C'est la fête aux automobilistes

Scène vécue l’autre jour au bureau de police municipale (bureau, rappelons le, installé dans ce qui devait être, selon Dord, la salle des fêtes que tous les Aixois réclamaient). Des usagers viennent faire part de leur mécontentement.

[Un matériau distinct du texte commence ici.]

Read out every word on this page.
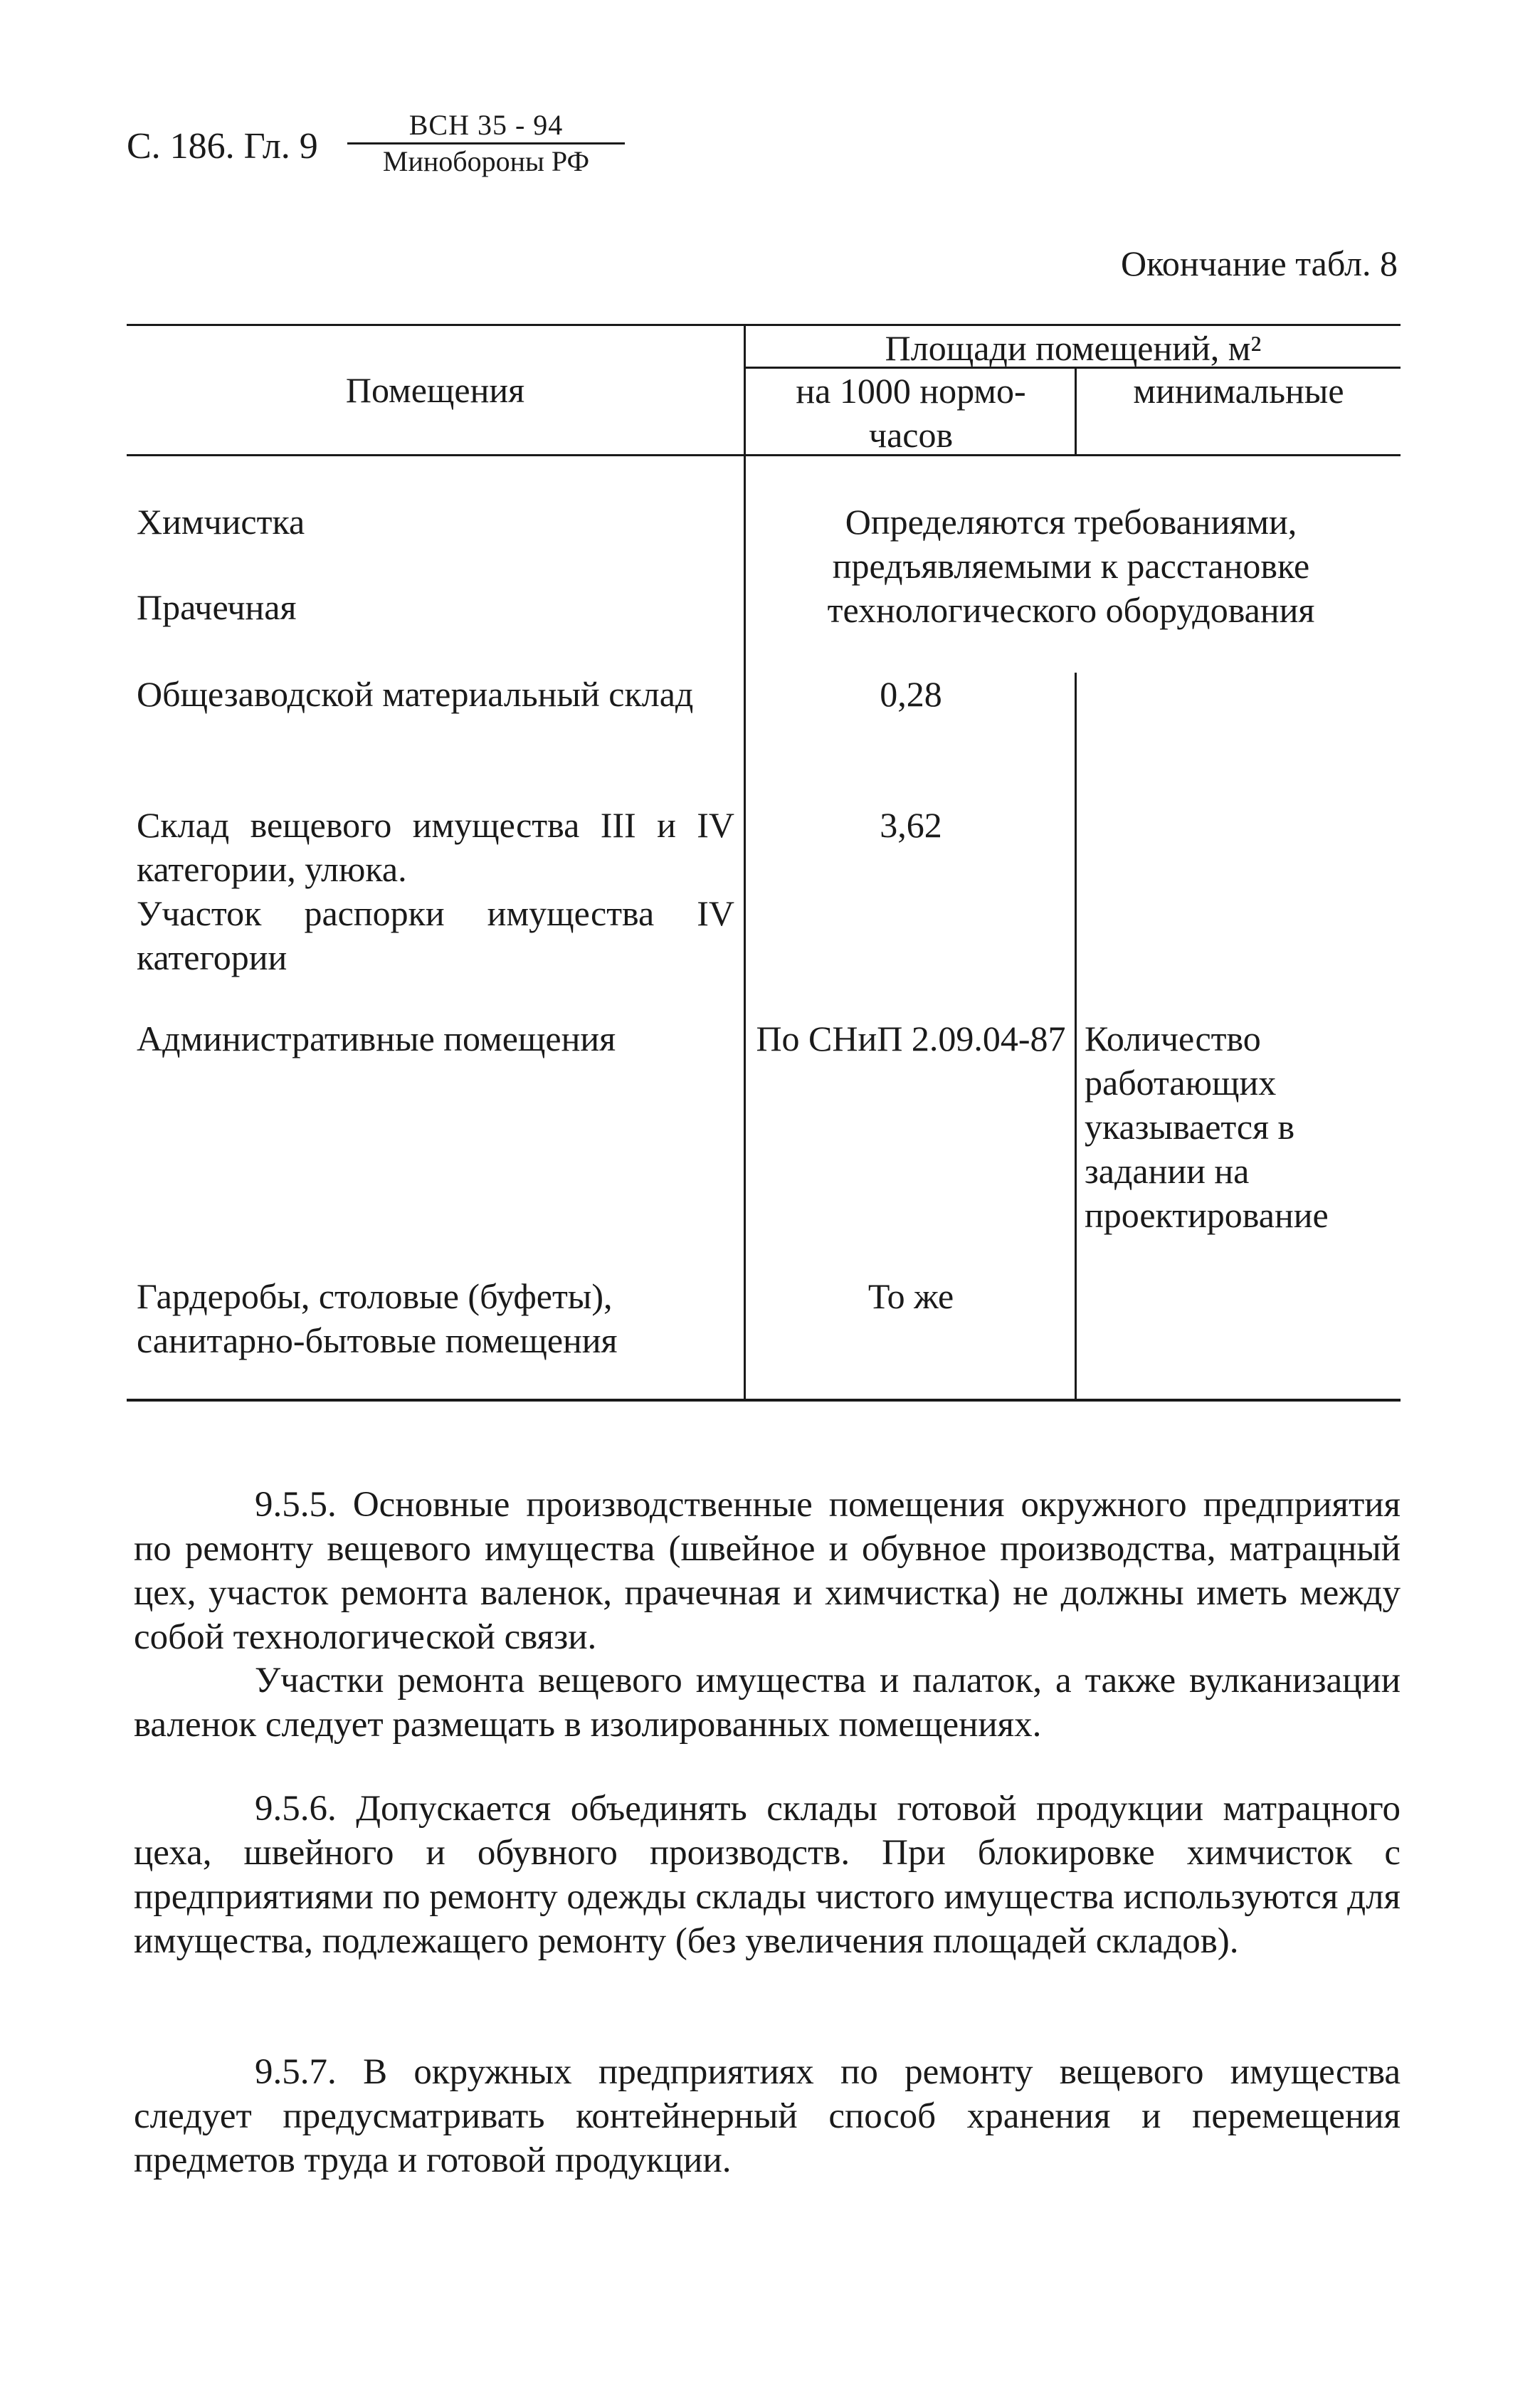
С. 186. Гл. 9
ВСН 35 - 94
Минобороны РФ
Окончание табл. 8
Помещения
Площади помещений, м²
на 1000 нормо-часов
минимальные
Химчистка
Прачечная
Общезаводской материальный склад
Склад вещевого имущества III и IV категории, улюка.
Участок распорки имущества IV категории
Административные помещения
Гардеробы, столовые (буфеты), санитарно-бытовые помещения
Определяются требованиями, предъявляемыми к расстановке технологического оборудования
0,28
3,62
По СНиП 2.09.04-87
То же
Количество работающих указывается в задании на проектирование
9.5.5. Основные производственные помещения окружного предприятия по ремонту вещевого имущества (швейное и обувное производства, матрацный цех, участок ремонта валенок, прачечная и химчистка) не должны иметь между собой технологической связи.
Участки ремонта вещевого имущества и палаток, а также вулканизации валенок следует размещать в изолированных помещениях.
9.5.6. Допускается объединять склады готовой продукции матрацного цеха, швейного и обувного производств. При блокировке химчисток с предприятиями по ремонту одежды склады чистого имущества используются для имущества, подлежащего ремонту (без увеличения площадей складов).
9.5.7. В окружных предприятиях по ремонту вещевого имущества следует предусматривать контейнерный способ хранения и перемещения предметов труда и готовой продукции.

Certains ont reçu jusqu’à trois PV dans la même journée pour le stationnement. Un autre, handicapé, a également été verbalisé alors que sa carte figurait sur le pare brise de sa voiture. De l’autre coté du comptoir les agents verbalisateurs sont impassibles, voire même un peu moqueurs. « On respecte les consignes reçues, c’est pas à nous qui faut se plaindre », c’est à peu près leur seule réponse. Et finalement, ils n’ont pas tort. Après tout l’hôtel de ville, là d’où viennent les fameuses « consignes », ce devrait être le lieu des réclamations.

Plus c'est court, plus c'est cher

Toujours à propos de stationnement le député-maire UMP avait promis, c’était ferme et irrévocable, que le parking des Près Riants serait payant de 8 h à 20h toute la semaine à compter du 1er janvier 2010. Or, manifestement, la gratuité totale existe toujours dans ce parking qui n’est toujours pas protégé par une barrière et où rien n’indique qu’il faut payer. Pourtant, curieusement, devant le parking, mais à l’extérieur, un tout nouveau et tout beau horodateur a été installé. Et l’on assiste au paradoxe suivant : quelqu’un qui laisse sa voiture moins de deux heures « devant » le parking doit payer plus d’un euro, celui qui laisse sa voiture « à l’intérieur » du parking pendant 8 heures ne paie rien. Si quelqu’un trouve une logique à cela.

Faire passer le maire pour un zozo

Interrogée sur cette incongruité même la police municipale n’est pas en mesure de fournir une réponse intelligente. "Je ne peux rien vous dire" nous a-t-on encore répondu ce matin même. Sans doute parce qu’il n’y a pas de réponse intelligente et que l’affaire a été, comme toujours, mal engagée, voire insoluble. En effet, dans la formule retenue par l’incomparable député-maire que la France entière nous envie, un automobiliste qui garait sa voiture un matin avant 8 heures et la laissait jusqu’au soir après 20 heures (voire même plusieurs jours) ne payait rien, pas un centime. Alors que quelqu’un qui quittait son véhicule à 8h15 et le reprenait avant midi ou avant 20 heures aurait payé 3 ou 5 euros. Dord, avait ainsi inventé le stationnement longue durée gratuit et le stationnement de courte durée payant, et cela sur un même emplacement. Et il l’avait annoncé tel quel sans que cela ne fasse réagir quiconque ! Il fallut plusieurs semaines aux services de la mairie pour comprendre l’absurdité d’une telle décision, c'est dire le nveau de réflexion. Et maintenant tout le monde cherche comment en sortir sans faire passer le maire pour un zozo. Ça va être très difficile. On n'a sans doute pas fini de rigoler.